Walking down the hallway where the family portraits hang, I thought to myself, “We should take a new picture of Pop.” thinking that the one hanging doesn’t look right anymore – not how I remember him. It took two full steps before it came back to me: we can’t take a picture of him. He’s gone.
A year and a half after his death, the truth still strikes me at unexpected, unguarded moments. I think I’m coming to grips with this new relationship with him, which is somehow more distant and more intimate than it was before; but I haven’t, even now, quite found my footing yet.

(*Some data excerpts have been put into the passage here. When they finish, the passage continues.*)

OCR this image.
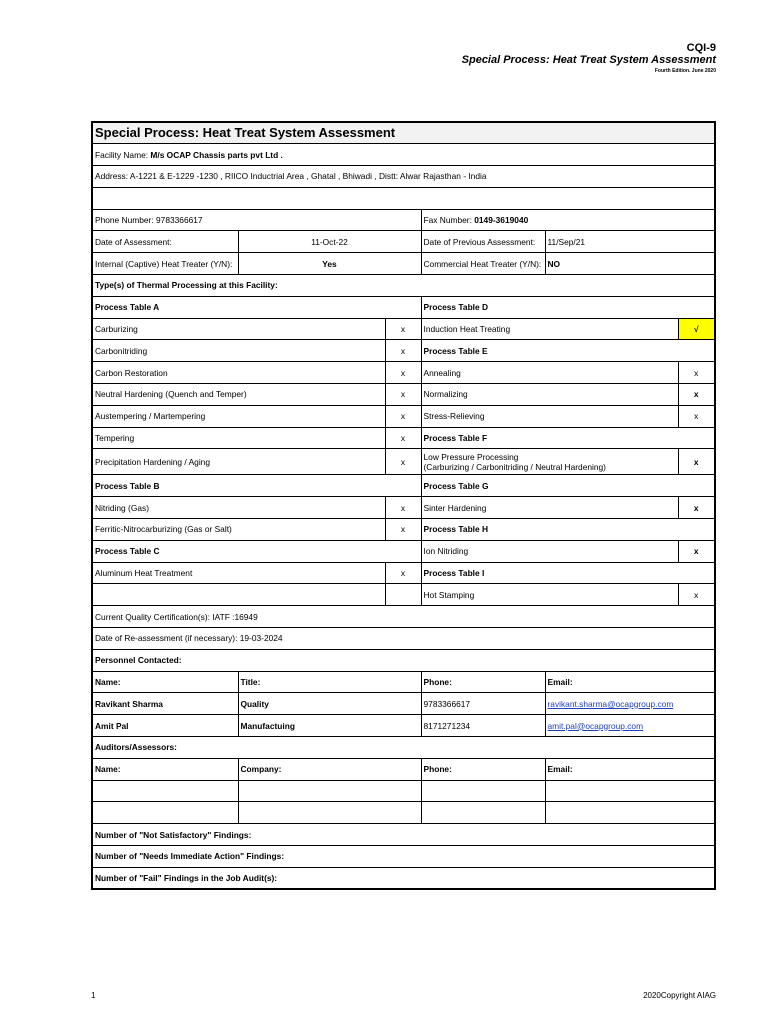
CQI-9
Special Process: Heat Treat System Assessment
Fourth Edition, June 2020
Special Process: Heat Treat System Assessment					
Facility Name: M/s OCAP Chassis parts pvt Ltd .					
Address: A-1221 & E-1229 -1230 , RIICO Inductrial Area , Ghatal , Bhiwadi , Distt: Alwar Rajasthan - India					

Phone Number: 9783366617			Fax Number: 0149-3619040		
Date of Assessment:	11-Oct-22		Date of Previous Assessment:	11/Sep/21	
Internal (Captive) Heat Treater (Y/N):	Yes		Commercial Heat Treater (Y/N):	NO	
Type(s) of Thermal Processing at this Facility:					
Process Table A			Process Table D		
Carburizing		x	Induction Heat Treating		√
Carbonitriding		x	Process Table E		
Carbon Restoration		x	Annealing		x
Neutral Hardening (Quench and Temper)		x	Normalizing		x
Austempering / Martempering		x	Stress-Relieving		x
Tempering		x	Process Table F		
Precipitation Hardening / Aging		x	Low Pressure Processing
(Carburizing / Carbonitriding / Neutral Hardening)		x
Process Table B			Process Table G		
Nitriding (Gas)		x	Sinter Hardening		x
Ferritic-Nitrocarburizing (Gas or Salt)		x	Process Table H		
Process Table C			Ion Nitriding		x
Aluminum Heat Treatment		x	Process Table I		
			Hot Stamping		x
Current Quality Certification(s): IATF :16949					
Date of Re-assessment (if necessary): 19-03-2024					
Personnel Contacted:					
Name:	Title:		Phone:	Email:	
Ravikant Sharma	Quality		9783366617	ravikant.sharma@ocapgroup.com	
Amit Pal	Manufactuing		8171271234	amit.pal@ocapgroup.com	
Auditors/Assessors:					
Name:	Company:		Phone:	Email:	

Number of "Not Satisfactory" Findings:					
Number of "Needs Immediate Action" Findings:					
Number of "Fail" Findings in the Job Audit(s):					
1	2020Copyright AIAG
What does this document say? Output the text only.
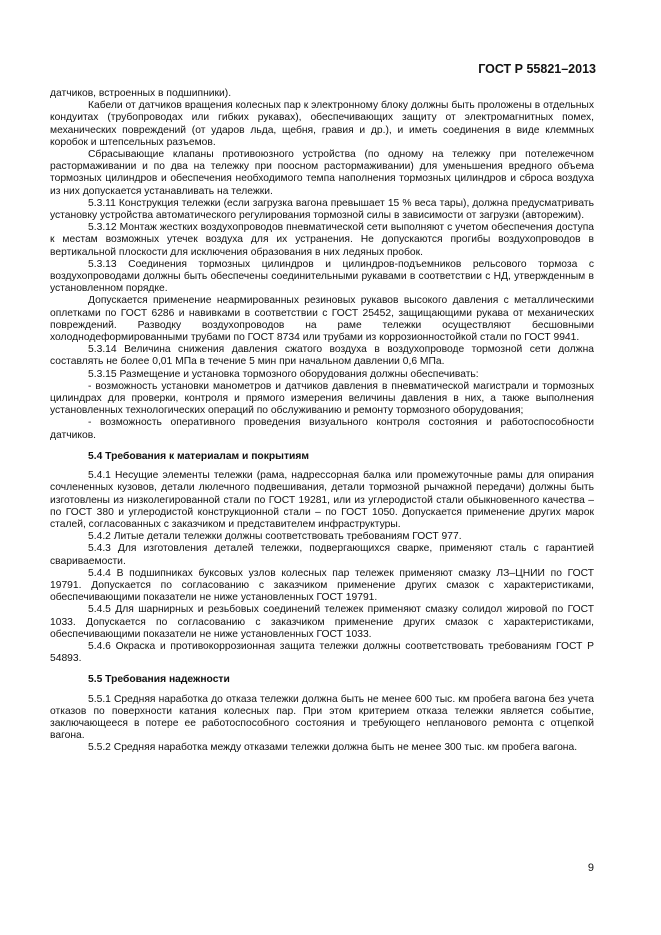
ГОСТ Р 55821–2013

датчиков, встроенных в подшипники).

Кабели от датчиков вращения колесных пар к электронному блоку должны быть проложены в отдельных кондуитах (трубопроводах или гибких рукавах), обеспечивающих защиту от электромагнитных помех, механических повреждений (от ударов льда, щебня, гравия и др.), и иметь соединения в виде клеммных коробок и штепсельных разъемов.

Сбрасывающие клапаны противоюзного устройства (по одному на тележку при потележечном растормаживании и по два на тележку при поосном растормаживании) для уменьшения вредного объема тормозных цилиндров и обеспечения необходимого темпа наполнения тормозных цилиндров и сброса воздуха из них допускается устанавливать на тележки.

5.3.11 Конструкция тележки (если загрузка вагона превышает 15 % веса тары), должна предусматривать установку устройства автоматического регулирования тормозной силы в зависимости от загрузки (авторежим).

5.3.12 Монтаж жестких воздухопроводов пневматической сети выполняют с учетом обеспечения доступа к местам возможных утечек воздуха для их устранения. Не допускаются прогибы воздухопроводов в вертикальной плоскости для исключения образования в них ледяных пробок.

5.3.13 Соединения тормозных цилиндров и цилиндров-подъемников рельсового тормоза с воздухопроводами должны быть обеспечены соединительными рукавами в соответствии с НД, утвержденным в установленном порядке.

Допускается применение неармированных резиновых рукавов высокого давления с металлическими оплетками по ГОСТ 6286 и навивками в соответствии с ГОСТ 25452, защищающими рукава от механических повреждений. Разводку воздухопроводов на раме тележки осуществляют бесшовными холоднодеформированными трубами по ГОСТ 8734 или трубами из коррозионностойкой стали по ГОСТ 9941.

5.3.14 Величина снижения давления сжатого воздуха в воздухопроводе тормозной сети должна составлять не более 0,01 МПа в течение 5 мин при начальном давлении 0,6 МПа.

5.3.15 Размещение и установка тормозного оборудования должны обеспечивать:

- возможность установки манометров и датчиков давления в пневматической магистрали и тормозных цилиндрах для проверки, контроля и прямого измерения величины давления в них, а также выполнения установленных технологических операций по обслуживанию и ремонту тормозного оборудования;

- возможность оперативного проведения визуального контроля состояния и работоспособности датчиков.

5.4 Требования к материалам и покрытиям

5.4.1 Несущие элементы тележки (рама, надрессорная балка или промежуточные рамы для опирания сочлененных кузовов, детали люлечного подвешивания, детали тормозной рычажной передачи) должны быть изготовлены из низколегированной стали по ГОСТ 19281, или из углеродистой стали обыкновенного качества – по ГОСТ 380 и углеродистой конструкционной стали – по ГОСТ 1050. Допускается применение других марок сталей, согласованных с заказчиком и представителем инфраструктуры.

5.4.2 Литые детали тележки должны соответствовать требованиям ГОСТ 977.

5.4.3 Для изготовления деталей тележки, подвергающихся сварке, применяют сталь с гарантией свариваемости.

5.4.4 В подшипниках буксовых узлов колесных пар тележек применяют смазку ЛЗ–ЦНИИ по ГОСТ 19791. Допускается по согласованию с заказчиком применение других смазок с характеристиками, обеспечивающими показатели не ниже установленных ГОСТ 19791.

5.4.5 Для шарнирных и резьбовых соединений тележек применяют смазку солидол жировой по ГОСТ 1033. Допускается по согласованию с заказчиком применение других смазок с характеристиками, обеспечивающими показатели не ниже установленных ГОСТ 1033.

5.4.6 Окраска и противокоррозионная защита тележки должны соответствовать требованиям ГОСТ Р 54893.

5.5 Требования надежности

5.5.1 Средняя наработка до отказа тележки должна быть не менее 600 тыс. км пробега вагона без учета отказов по поверхности катания колесных пар. При этом критерием отказа тележки является событие, заключающееся в потере ее работоспособного состояния и требующего непланового ремонта с отцепкой вагона.

5.5.2 Средняя наработка между отказами тележки должна быть не менее 300 тыс. км пробега вагона.

9
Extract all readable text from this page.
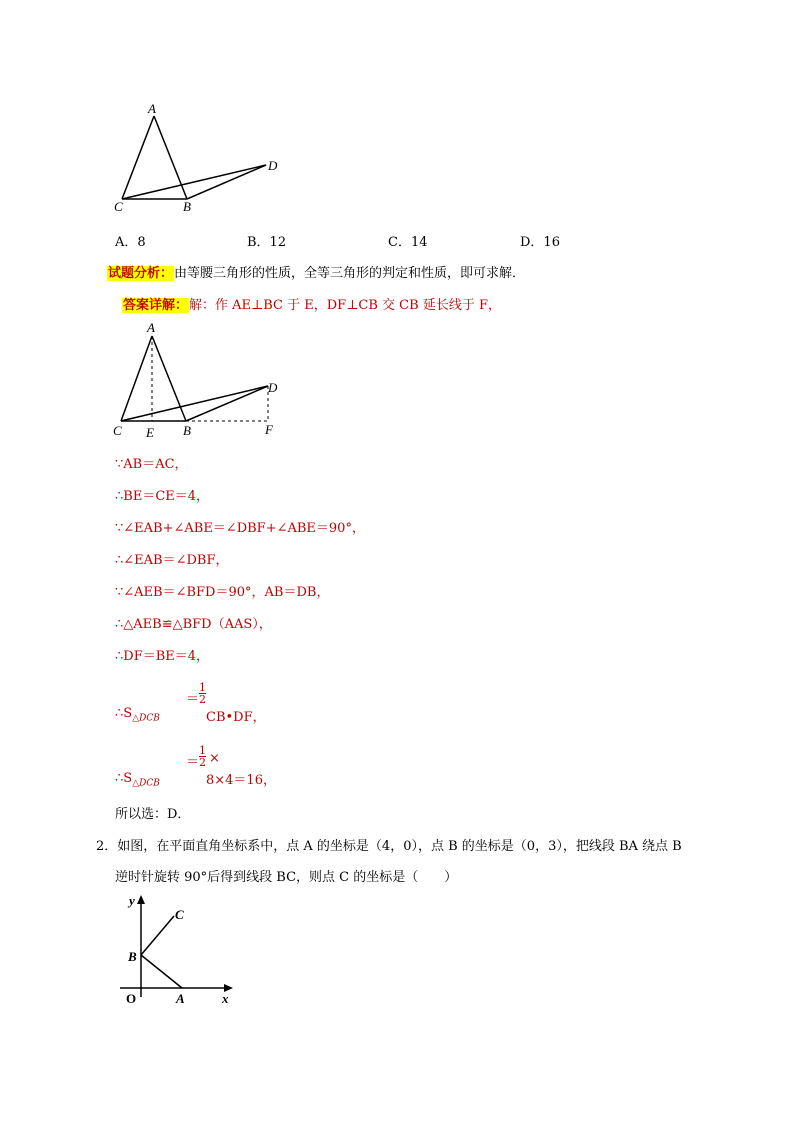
A
C	B
D
A．8	B．12	C．14	D．16
试题分析：由等腰三角形的性质，全等三角形的判定和性质，即可求解．
答案详解：解：作 AE⊥BC 于 E，DF⊥CB 交 CB 延长线于 F，
A
C E B	F
D
∵AB＝AC，
∴BE＝CE＝4，
∵∠EAB+∠ABE＝∠DBF+∠ABE＝90°，
∴∠EAB＝∠DBF，
∵∠AEB＝∠BFD＝90°，AB＝DB，
∴△AEB≌△BFD（AAS），
∴DF＝BE＝4，
$\therefore S_{\triangle DCB}$
＝
1
2
CB•DF，
$\therefore S_{\triangle DCB}$
＝
1
2 ×
8×4＝16，
所以选：D．
2．如图，在平面直角坐标系中，点 A 的坐标是（4，0），点 B 的坐标是（0，3），把线段 BA 绕点 B
逆时针旋转 90°后得到线段 BC，则点 C 的坐标是（　　）
y
x
O	A
B
C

The edge of grief has dulled. I think the frequent passage of my heart over its blade has softened the sharpness a little. Acceptance brings strength. It’s difficult to grapple with a thing in the dark. It must be brought into the light so it can be seen, and then dealt with.
I’ve been reading John Donne, and once again came across these words: Any man’s death diminishes me, because I am involved in mankind. It’s the ‘involved’ bit that comforts me. My dad was involved in mankind: me, his family, his friends, colleagues neighbours – he was connected to us. He wasn’t an island, in isolation and solitary. None of us is, no matter how small our life, or how quietly we live it.
That doesn’t change with death. We are still connected. Pop is still involved though the physics are different. Catholics understand this concept as the Communion of Saints. His involvement now takes the form of prayer and intercession rather than phone calls and teasing. But he still is who he was, and he’s still my Pop, and I’m still his daughter. We are still connected to each other.
No man is an island, entire of itself; every man is a piece of the continent, a part of the main.